IncrementalLMScorer discards probability of first token

Question

IncrementalLMScorer discards probability of first token

Ubadub opened this issue 7 months ago · 5 comments

Consider this section of code from IncrementalLMScorer:

## Ignore the probabilities of the first token.
effective_ids = [id[1:] for id in ids]

If I'm understanding this correctly, the class is discarding the probability the model assigns to the first token in every element of a batch. I understand why such logic would make sense in the context of a model that uses a BOS token; but does this mean that this class is unusable for models that do not use a BOS token?

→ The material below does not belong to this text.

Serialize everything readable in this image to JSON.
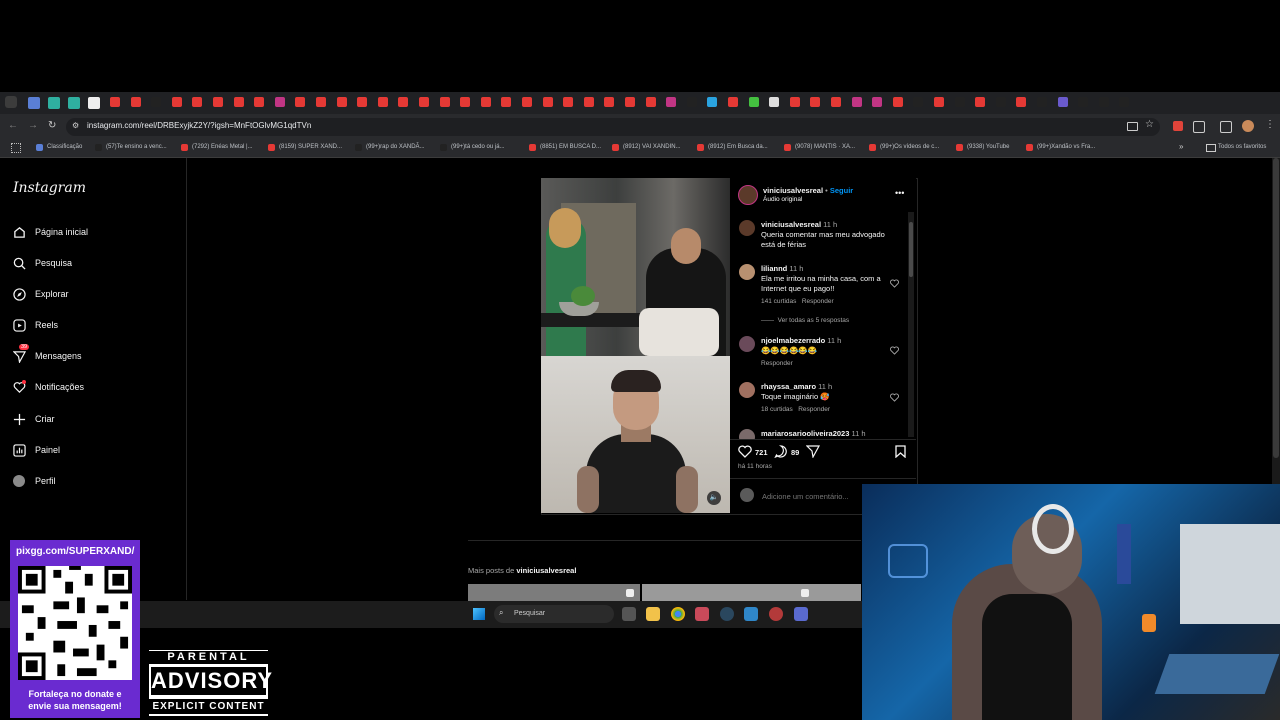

It is not at all clear from the docs that this class is only meant to be used with BOS token models.

A BOS token is mentioned in other places in the code- for example, as a Boolean argument to prepare_text- but in such places it's clearly marked as optional, with the default being False. So I'm a little confused by the lack of such optionality in the function above.

Am I understanding this correctly? If so, is there a workaround (besides reduplication of the code)?

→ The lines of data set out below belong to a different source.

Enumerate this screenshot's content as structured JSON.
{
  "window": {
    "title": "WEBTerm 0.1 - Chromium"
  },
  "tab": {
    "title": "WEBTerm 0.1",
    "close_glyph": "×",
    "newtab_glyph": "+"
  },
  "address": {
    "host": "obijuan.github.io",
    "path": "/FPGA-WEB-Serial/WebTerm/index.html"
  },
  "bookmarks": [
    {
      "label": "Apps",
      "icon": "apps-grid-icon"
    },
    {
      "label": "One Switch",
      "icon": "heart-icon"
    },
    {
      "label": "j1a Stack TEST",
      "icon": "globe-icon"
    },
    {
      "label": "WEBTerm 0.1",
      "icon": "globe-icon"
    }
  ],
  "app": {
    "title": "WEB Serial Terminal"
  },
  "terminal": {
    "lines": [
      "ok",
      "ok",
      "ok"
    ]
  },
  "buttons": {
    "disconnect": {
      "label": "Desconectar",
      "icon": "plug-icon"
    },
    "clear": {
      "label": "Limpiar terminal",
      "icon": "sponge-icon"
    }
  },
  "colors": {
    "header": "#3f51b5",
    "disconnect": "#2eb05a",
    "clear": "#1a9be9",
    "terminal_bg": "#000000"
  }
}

Answer 1 · 2024-02-08T23:25:02.000Z

Thanks for raising this issue! When LMs don't use a BOS token, it makes no sense to have probabilities of the first token, since logits are computed given some context. This is the default case.

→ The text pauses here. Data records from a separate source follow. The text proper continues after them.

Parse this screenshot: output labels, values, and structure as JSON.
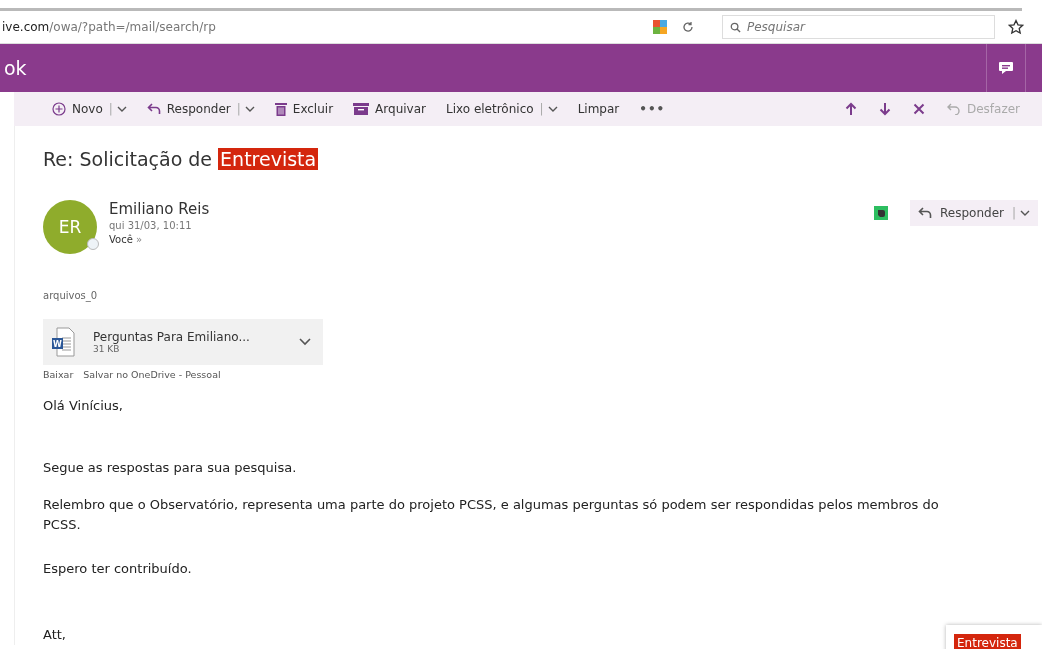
{
  "browser": {
    "url_host": "ive.com",
    "url_path": "/owa/?path=/mail/search/rp",
    "search": {
      "placeholder": "Pesquisar"
    }
  },
  "app": {
    "title": "ok"
  },
  "toolbar": [
    {
      "kind": "new",
      "label": "Novo",
      "dropdown": true
    },
    {
      "kind": "reply",
      "label": "Responder",
      "dropdown": true
    },
    {
      "kind": "delete",
      "label": "Excluir"
    },
    {
      "kind": "archive",
      "label": "Arquivar"
    },
    {
      "kind": "text",
      "label": "Lixo eletrônico",
      "dropdown": true
    },
    {
      "kind": "text",
      "label": "Limpar"
    },
    {
      "kind": "more",
      "label": "•••"
    }
  ],
  "toolbar_right": [
    {
      "kind": "up"
    },
    {
      "kind": "down"
    },
    {
      "kind": "close"
    },
    {
      "kind": "undo",
      "label": "Desfazer",
      "disabled": true
    }
  ],
  "separator": "|",
  "message": {
    "subject": "Re: Solicitação de ",
    "subject_highlight": "Entrevista",
    "avatar": "ER",
    "sender": "Emiliano Reis",
    "date": "qui 31/03, 10:11",
    "to": "Você",
    "to_expander": "»",
    "reply_button": "Responder",
    "attachment_group": "arquivos_0",
    "attachment": {
      "icon_letter": "W",
      "name": "Perguntas Para Emiliano...",
      "size": "31 KB"
    },
    "attachment_actions": [
      "Baixar",
      "Salvar no OneDrive - Pessoal"
    ],
    "body": [
      "Olá Vinícius,",
      "Segue as respostas para sua pesquisa.",
      "Relembro que o Observatório, representa uma parte do projeto PCSS, e algumas perguntas só podem ser respondidas pelos membros do PCSS.",
      "Espero ter contribuído.",
      "Att,"
    ]
  },
  "find_popup": {
    "highlight": "Entrevista"
  }
}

But for cases where LMs do have a BOS token, the first token ends up being the BOS token itself and now it is the BOS token that is assigned 0 probability -- in such cases you could enable the bos_token option by setting it to True.

The compute_stats function doesn't need to include this functionality since all of this is handled by the prepare_text and the prime_text functions, all compute_stats does is handle logits given some input.

Does this make sense?

Answer 2 · 2024-02-09T01:06:30.000Z

Thanks for raising this issue! When LMs don't use a BOS token, it makes no sense to have probabilities of the first token, since logits are computed given some context. This is the default case.

But for cases where LMs do have a BOS token, the first token ends up being the BOS token itself and now it is the BOS token that is assigned 0 probability -- in such cases you could enable the bos_token option by setting it to True.

The compute_stats function doesn't need to include this functionality since all of this is handled by the prepare_text and the prime_text functions, all compute_stats does is handle logits given some input.

Does this make sense?

Yes, and thank you for your quick reply. I understand. Would you happen to have any advice for doing a BLiMP type experiment for a model that does not take use a BOS token? If all sentence pairs in the BLiMP corpus had an identical first word, this wouldn't matter, but for some pairs, this is not the case (e.g. matrix_question_npi_licensor_present and left_branch_island_echo_question). Is the simple LM BLiMP evaluation method intelligible in such cases?

Answer 3 · 2024-02-09T17:41:18.000Z

I think you're making an important point here with the difference in first word for LMs without a BOS token! For these cases, I guess the difference in the first token would be more indirectly reflected in the log-probs assigned by the model in the sense that p(apple | an) is likely much much greater than p(apple | a). I am unsure about other solutions...

Answer 4 · 2024-02-09T21:20:40.000Z

Thanks for your very helpful responses (and the very helpful library). Yes I did some more thinking about this and I understand your point. I'll close the issue now :)

Answer 5 · 2024-02-09T23:13:02.000Z

No worries -- I still think your point holds, fwiw!